Environments must inherit from Env and therefore implement the above methods (as well as a constructor). experiment.lua can be easily adapted for testing different environments. New environments should be added to rlenvs/init.lua, rocks/rlenvs-scm-1.rockspec, and be listed in this readme with an appropriate reference. For an example of a more complex environment that will only be installed if its optional dependencies are satisfied, see rlenvs/Atari.lua.

References

[1] Tanner, B., & White, A. (2009). RL-Glue: Language-independent software for reinforcement-learning experiments. The Journal of Machine Learning Research, 10, 2133-2136.
[2] Brockman, G., Cheung, V., Pettersson, L., Schneider, J., Schulman, J., Tang, J., & Zaremba, W. (2016). OpenAI Gym. arXiv preprint arXiv:1606.01540.
[3] DeJong, G., & Spong, M. W. (1994, June). Swinging up the acrobot: An example of intelligent control. In American Control Conference, 1994 (Vol. 2, pp. 2158-2162). IEEE.
[4] Bellemare, M. G., Naddaf, Y., Veness, J., & Bowling, M. (2012). The arcade learning environment. Journal of Artificial Intelligence Research, 47, 253-279.
[5] Pérez-Uribe, A., & Sanchez, E. (1998, May). Blackjack as a test bed for learning strategies in neural networks. In Neural Networks Proceedings, 1998. IEEE World Congress on Computational Intelligence. The 1998 IEEE International Joint Conference on (Vol. 3, pp. 2022-2027). IEEE.
[6] Barto, A. G., Sutton, R. S., & Anderson, C. W. (1983). Neuronlike adaptive elements that can solve difficult learning control problems. Systems, Man and Cybernetics, IEEE Transactions on, (5), 834-846.
[7] Mnih, V., Heess, N., & Graves, A. (2014). Recurrent models of visual attention. In Advances in Neural Information Processing Systems (pp. 2204-2212).
[8] Sutton, R. S., & Barto, A. G. (1998). Reinforcement learning: An introduction (Vol. 1, No. 1). Cambridge: MIT press.
[9] Sutton, R. S. (1990). Integrated architectures for learning, planning, and reacting based on approximating dynamic programming. In Proceedings of the Seventh International Conference on Machine Learning (pp. 216-224).

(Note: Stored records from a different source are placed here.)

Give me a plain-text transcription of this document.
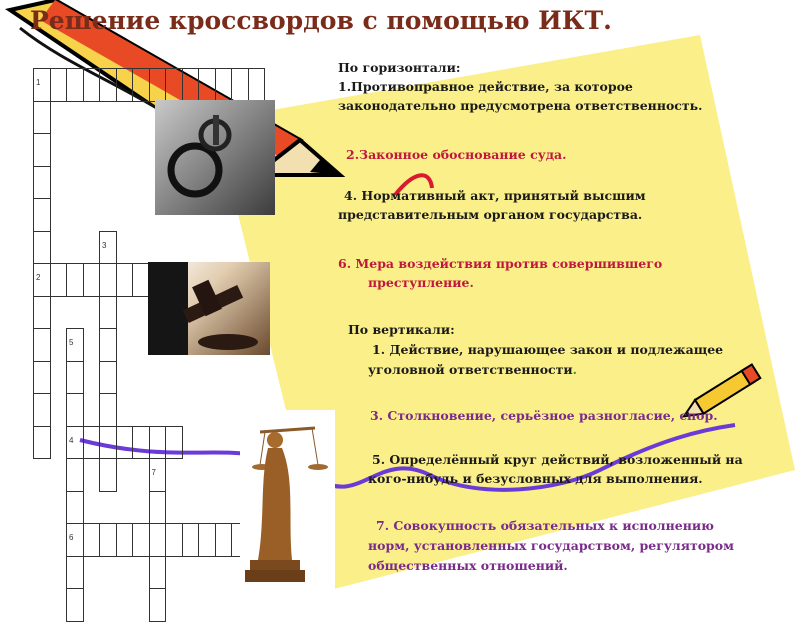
1
2
3
4
5
6
7
Решение кроссвордов с помощью ИКТ.
По горизонтали:
1.Противоправное действие, за которое
законодательно предусмотрена ответственность.
2.Законное обоснование суда.
4. Нормативный акт, принятый высшим
представительным органом государства.
6. Мера воздействия против совершившего
преступление.
По вертикали:
1. Действие, нарушающее закон и подлежащее
уголовной ответственности.
3. Столкновение, серьёзное разногласие, спор.
5. Определённый круг действий, возложенный на
кого-нибудь и безусловных для выполнения.
7. Совокупность обязательных к исполнению
норм, установленных государством, регулятором
общественных отношений.
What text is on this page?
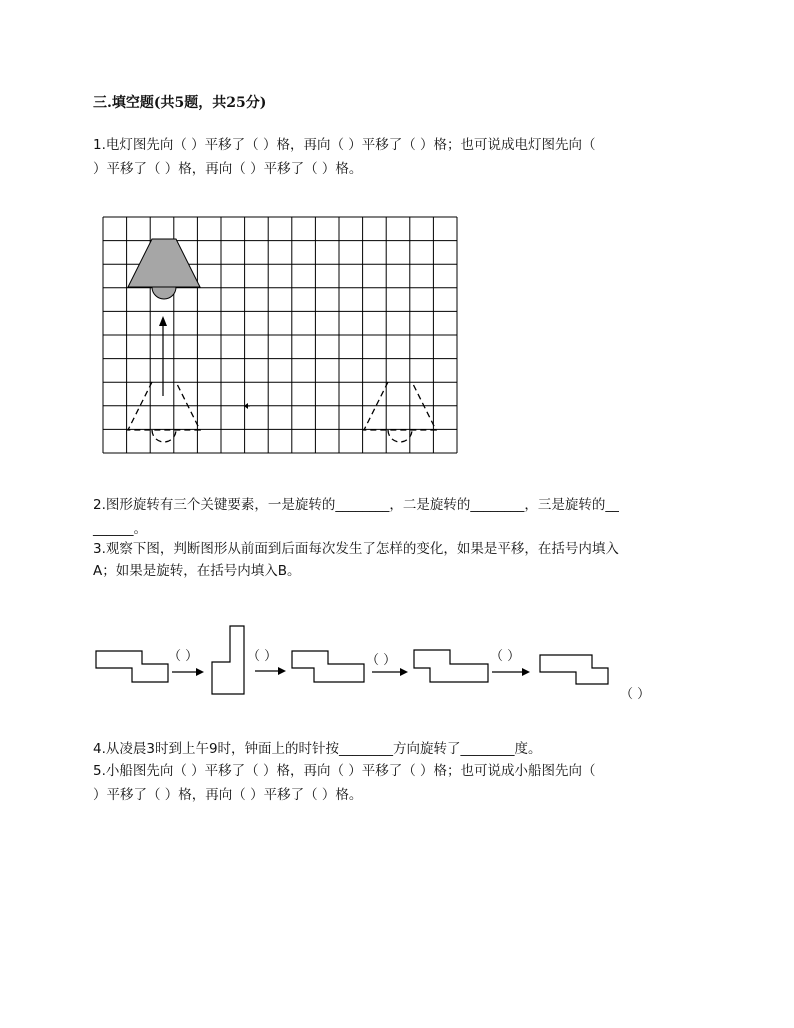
三.填空题(共5题，共25分)
1.电灯图先向（ ）平移了（ ）格，再向（ ）平移了（ ）格；也可说成电灯图先向（
）平移了（ ）格，再向（ ）平移了（ ）格。
2.图形旋转有三个关键要素，一是旋转的________，二是旋转的________，三是旋转的__
______。
3.观察下图，判断图形从前面到后面每次发生了怎样的变化，如果是平移，在括号内填入
A；如果是旋转，在括号内填入B。
（ ）	（ ）	（ ）	（ ）
（ ）
4.从凌晨3时到上午9时，钟面上的时针按________方向旋转了________度。
5.小船图先向（ ）平移了（ ）格，再向（ ）平移了（ ）格；也可说成小船图先向（
）平移了（ ）格，再向（ ）平移了（ ）格。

[10] Boyan, J., & Moore, A. W. (1995). Generalization in reinforcement learning: Safely approximating the value function. Advances in Neural Information Processing Systems, 369-376.
[11] Johnson, M., Hofmann, K., Hutton, T., & Bignell, D. (2016). The Malmo platform for artificial intelligence experimentation. In International Joint Conference on Artificial Intelligence.
[12] Singh, S. P., & Sutton, R. S. (1996). Reinforcement learning with replacing eligibility traces. Machine Learning, 22(1-3), 123-158.
[13] Robbins, H. (1985). Some aspects of the sequential design of experiments. In Herbert Robbins Selected Papers (pp. 169-177). Springer New York.
[14] Whittle, P. (1988). Restless bandits: Activity allocation in a changing world. Journal of Applied probability, 287-298.
[15] Sutton, R. S. (1988). Learning to predict by the methods of temporal differences. Machine Learning, 3(1), 9-44.
[16] Dietterich, T. G. (2000). Hierarchical Reinforcement Learning with the MAXQ Value Function Decomposition. In Journal of Artificial Intelligence Research.
[17] Garnelo, M., Arulkumaran, K., & Shanahan, M. (2016). Towards Deep Symbolic Reinforcement Learning. In Workshop on Deep Reinforcement Learning, NIPS 2016.